Un poeta y cineasta que ya en los ’60 escribió el citado poema “Profezia” en el que presagiaba las migraciones hacia Europa y que ahora destacamos por su carácter visionario, después de esa mirada negra que rompe la cuarta pared para interpelarnos con rotundidad :
Alí de los Ojos Azules
uno de los tantos hijos de los hijos,
bajará de Argelia, en naves a vela y a remos. Vendrán
con él millares de hombres,
con sus cuerpitos y los ojos
de pobres perros de los padres
sobre barcas varadas en los Reinos del Hambre.
Traerán consigo los niños,
y el pan y el queso, en papeles amarillos del Lunes de Pascua.
Traerán las abuelas y los asnos, sobre barcos robados en puertos coloniales.
Desembarcarán en Crotona y en Palmi,
por millones, vestidos con harapos,
asiáticos y de camisas americanas.
De pronto, los calabreses dirán,
como de malandrín a malandrín:
“¡Ahí vienen los viejos hermanos,
con hijos y el pan y el queso!”
De Crotona o de Palmi subirán
a Nápoles, y de allí a Barcelona,
a Salónica y a Marsella,
a las ciudades de la Mala Vida.
Almas y ángeles, ratones y piojos,
con el germen de la Historia Antigua
volarán ante las willayas.
Ellos siempre humildes
Siempre débiles
Siempre tímidos
siempre ínfimos
siempre culpables
siempre súbditos
siempre pequeños
Ellos, que nunca quisieron saber, ellos que sólo tuvieron ojos para implorar,
ellos que vivieron como asesinos bajo tierra, ellos que vivieron como bandidos
en el fondo del mar, ellos que vivieron como locos en medio del cielo.

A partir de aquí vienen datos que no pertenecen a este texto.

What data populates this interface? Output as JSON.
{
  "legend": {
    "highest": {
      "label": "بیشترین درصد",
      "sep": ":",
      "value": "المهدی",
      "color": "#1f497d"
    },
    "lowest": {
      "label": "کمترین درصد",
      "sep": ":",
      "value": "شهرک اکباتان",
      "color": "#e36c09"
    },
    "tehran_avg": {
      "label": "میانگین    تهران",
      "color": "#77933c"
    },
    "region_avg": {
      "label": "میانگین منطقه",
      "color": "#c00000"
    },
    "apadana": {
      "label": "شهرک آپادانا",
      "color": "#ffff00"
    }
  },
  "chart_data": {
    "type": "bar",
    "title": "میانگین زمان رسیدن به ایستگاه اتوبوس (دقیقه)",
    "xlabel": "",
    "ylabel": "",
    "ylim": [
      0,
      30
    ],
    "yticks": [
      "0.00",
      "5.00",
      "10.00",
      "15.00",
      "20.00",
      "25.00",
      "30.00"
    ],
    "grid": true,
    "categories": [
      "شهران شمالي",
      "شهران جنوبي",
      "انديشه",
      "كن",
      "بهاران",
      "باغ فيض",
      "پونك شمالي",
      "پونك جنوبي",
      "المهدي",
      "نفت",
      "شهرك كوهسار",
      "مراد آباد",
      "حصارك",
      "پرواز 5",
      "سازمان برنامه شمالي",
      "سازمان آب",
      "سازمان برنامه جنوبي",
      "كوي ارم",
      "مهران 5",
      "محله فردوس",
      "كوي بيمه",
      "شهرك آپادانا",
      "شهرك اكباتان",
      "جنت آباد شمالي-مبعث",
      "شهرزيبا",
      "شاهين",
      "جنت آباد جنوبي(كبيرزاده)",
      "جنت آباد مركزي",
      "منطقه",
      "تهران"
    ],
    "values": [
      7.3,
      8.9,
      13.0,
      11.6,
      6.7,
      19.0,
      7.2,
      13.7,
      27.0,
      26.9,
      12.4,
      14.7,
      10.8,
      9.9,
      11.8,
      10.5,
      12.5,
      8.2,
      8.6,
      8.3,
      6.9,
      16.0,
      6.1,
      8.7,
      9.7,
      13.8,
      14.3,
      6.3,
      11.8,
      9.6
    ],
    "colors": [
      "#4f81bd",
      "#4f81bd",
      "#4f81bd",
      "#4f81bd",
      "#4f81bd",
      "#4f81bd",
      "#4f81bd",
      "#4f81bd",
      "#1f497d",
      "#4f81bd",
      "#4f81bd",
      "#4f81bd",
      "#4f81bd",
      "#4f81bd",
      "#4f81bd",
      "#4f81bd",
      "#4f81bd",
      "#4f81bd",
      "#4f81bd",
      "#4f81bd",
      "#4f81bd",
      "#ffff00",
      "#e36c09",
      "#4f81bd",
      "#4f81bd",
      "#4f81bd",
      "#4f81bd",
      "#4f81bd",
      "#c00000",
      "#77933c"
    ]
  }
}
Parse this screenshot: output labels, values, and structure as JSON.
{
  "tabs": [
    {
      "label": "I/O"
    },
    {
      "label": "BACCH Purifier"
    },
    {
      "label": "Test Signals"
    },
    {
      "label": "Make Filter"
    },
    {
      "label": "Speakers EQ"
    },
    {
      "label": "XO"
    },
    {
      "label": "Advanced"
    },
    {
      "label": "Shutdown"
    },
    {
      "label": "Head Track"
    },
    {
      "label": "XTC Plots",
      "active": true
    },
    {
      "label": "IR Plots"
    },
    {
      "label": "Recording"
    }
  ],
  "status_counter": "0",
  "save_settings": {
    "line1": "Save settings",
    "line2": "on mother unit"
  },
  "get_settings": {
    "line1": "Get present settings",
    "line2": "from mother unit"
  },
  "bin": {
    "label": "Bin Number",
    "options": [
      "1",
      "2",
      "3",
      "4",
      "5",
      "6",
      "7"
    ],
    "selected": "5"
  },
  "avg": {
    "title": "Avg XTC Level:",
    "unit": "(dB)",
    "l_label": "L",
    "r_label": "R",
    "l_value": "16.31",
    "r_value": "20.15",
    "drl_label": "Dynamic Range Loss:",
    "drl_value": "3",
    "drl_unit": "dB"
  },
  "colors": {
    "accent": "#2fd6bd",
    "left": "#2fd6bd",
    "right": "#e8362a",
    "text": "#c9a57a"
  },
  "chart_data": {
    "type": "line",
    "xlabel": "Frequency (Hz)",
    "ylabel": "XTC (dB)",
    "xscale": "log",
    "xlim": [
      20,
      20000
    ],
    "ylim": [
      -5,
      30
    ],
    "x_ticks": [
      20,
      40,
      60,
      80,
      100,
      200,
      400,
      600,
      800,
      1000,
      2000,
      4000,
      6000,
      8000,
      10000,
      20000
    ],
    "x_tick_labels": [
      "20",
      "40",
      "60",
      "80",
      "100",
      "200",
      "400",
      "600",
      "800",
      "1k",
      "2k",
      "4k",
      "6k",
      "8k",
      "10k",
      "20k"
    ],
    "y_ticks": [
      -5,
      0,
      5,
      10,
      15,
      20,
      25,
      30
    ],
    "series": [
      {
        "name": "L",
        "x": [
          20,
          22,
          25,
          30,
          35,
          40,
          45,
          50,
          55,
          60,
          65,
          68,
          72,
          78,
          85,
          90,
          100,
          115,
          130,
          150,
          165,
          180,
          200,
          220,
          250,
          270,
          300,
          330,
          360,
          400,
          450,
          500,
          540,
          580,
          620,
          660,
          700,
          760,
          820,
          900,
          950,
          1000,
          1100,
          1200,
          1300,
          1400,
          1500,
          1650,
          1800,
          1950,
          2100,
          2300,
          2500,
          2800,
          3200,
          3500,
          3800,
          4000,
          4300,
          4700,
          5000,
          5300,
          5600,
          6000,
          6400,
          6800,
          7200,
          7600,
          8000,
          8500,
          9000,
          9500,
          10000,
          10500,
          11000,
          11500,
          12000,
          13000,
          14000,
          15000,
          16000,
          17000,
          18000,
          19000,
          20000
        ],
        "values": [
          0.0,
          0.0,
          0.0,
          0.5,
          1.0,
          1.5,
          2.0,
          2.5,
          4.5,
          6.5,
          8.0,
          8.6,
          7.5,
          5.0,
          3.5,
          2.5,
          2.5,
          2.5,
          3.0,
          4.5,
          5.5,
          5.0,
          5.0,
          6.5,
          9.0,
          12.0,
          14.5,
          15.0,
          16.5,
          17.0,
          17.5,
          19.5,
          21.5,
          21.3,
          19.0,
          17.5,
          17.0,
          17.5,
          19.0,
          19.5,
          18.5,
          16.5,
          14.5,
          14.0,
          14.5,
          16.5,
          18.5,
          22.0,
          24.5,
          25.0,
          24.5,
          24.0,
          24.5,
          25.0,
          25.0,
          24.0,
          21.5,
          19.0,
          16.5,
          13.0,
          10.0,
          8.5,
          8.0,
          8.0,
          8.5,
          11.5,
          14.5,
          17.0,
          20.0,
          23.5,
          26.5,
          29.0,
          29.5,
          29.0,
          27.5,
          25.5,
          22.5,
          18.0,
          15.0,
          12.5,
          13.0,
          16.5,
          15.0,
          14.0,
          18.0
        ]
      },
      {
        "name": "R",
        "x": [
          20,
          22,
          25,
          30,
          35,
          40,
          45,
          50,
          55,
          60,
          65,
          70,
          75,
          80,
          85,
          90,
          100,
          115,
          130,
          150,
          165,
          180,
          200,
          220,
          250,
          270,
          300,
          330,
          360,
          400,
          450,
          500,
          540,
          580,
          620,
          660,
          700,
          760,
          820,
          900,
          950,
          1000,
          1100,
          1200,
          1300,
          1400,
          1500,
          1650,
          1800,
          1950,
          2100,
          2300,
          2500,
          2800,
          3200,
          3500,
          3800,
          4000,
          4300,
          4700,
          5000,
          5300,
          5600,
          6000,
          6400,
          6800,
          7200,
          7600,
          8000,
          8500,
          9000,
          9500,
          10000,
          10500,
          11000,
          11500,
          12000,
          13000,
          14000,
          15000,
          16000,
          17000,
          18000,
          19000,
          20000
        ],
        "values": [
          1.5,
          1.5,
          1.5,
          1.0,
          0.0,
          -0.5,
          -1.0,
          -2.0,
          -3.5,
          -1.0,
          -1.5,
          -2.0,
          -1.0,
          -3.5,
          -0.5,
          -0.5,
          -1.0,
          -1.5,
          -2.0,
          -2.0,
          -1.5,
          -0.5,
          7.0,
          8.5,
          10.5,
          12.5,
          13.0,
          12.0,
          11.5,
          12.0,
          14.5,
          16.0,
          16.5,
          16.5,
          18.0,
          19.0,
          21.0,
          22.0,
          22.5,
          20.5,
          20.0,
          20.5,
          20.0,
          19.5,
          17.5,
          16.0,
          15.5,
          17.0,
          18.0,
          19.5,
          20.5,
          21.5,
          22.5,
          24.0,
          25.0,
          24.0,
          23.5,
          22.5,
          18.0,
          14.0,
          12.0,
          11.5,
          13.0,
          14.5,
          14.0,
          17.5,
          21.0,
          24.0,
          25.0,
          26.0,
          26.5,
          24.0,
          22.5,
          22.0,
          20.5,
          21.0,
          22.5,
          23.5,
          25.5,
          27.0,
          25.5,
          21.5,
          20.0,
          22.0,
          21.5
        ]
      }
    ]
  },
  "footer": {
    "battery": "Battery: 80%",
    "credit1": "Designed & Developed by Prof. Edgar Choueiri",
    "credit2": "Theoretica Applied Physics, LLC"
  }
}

Un feliz descubrimiento el de Annik Leroy, directora con mucho que aportar conceptualmente al cine contemporáneo y capaz de avanzar en los límites atribuidos al documental. Dotada de una fuerza poética y visual con la que juega y experimenta a niveles asombrosos.


TÍTULO: Tremor-Es ist immer Krieg. AÑO: 2017. PAÍS: Bélgica. DURACIÓN: 92 min. DIRECCIÓN: Annik Leroy. GÉNERO: Documental. Experimental. GUION: Ingeborg Bachmann, Fernando Nannetti, Barbara Suckfüll. FOTOGRAFÍA: Annik Leroy, Julie Morel, Els Van Riel. PRODUCCIÓN: Auguste Orts. MÚSICA: Giacinto Scelsi.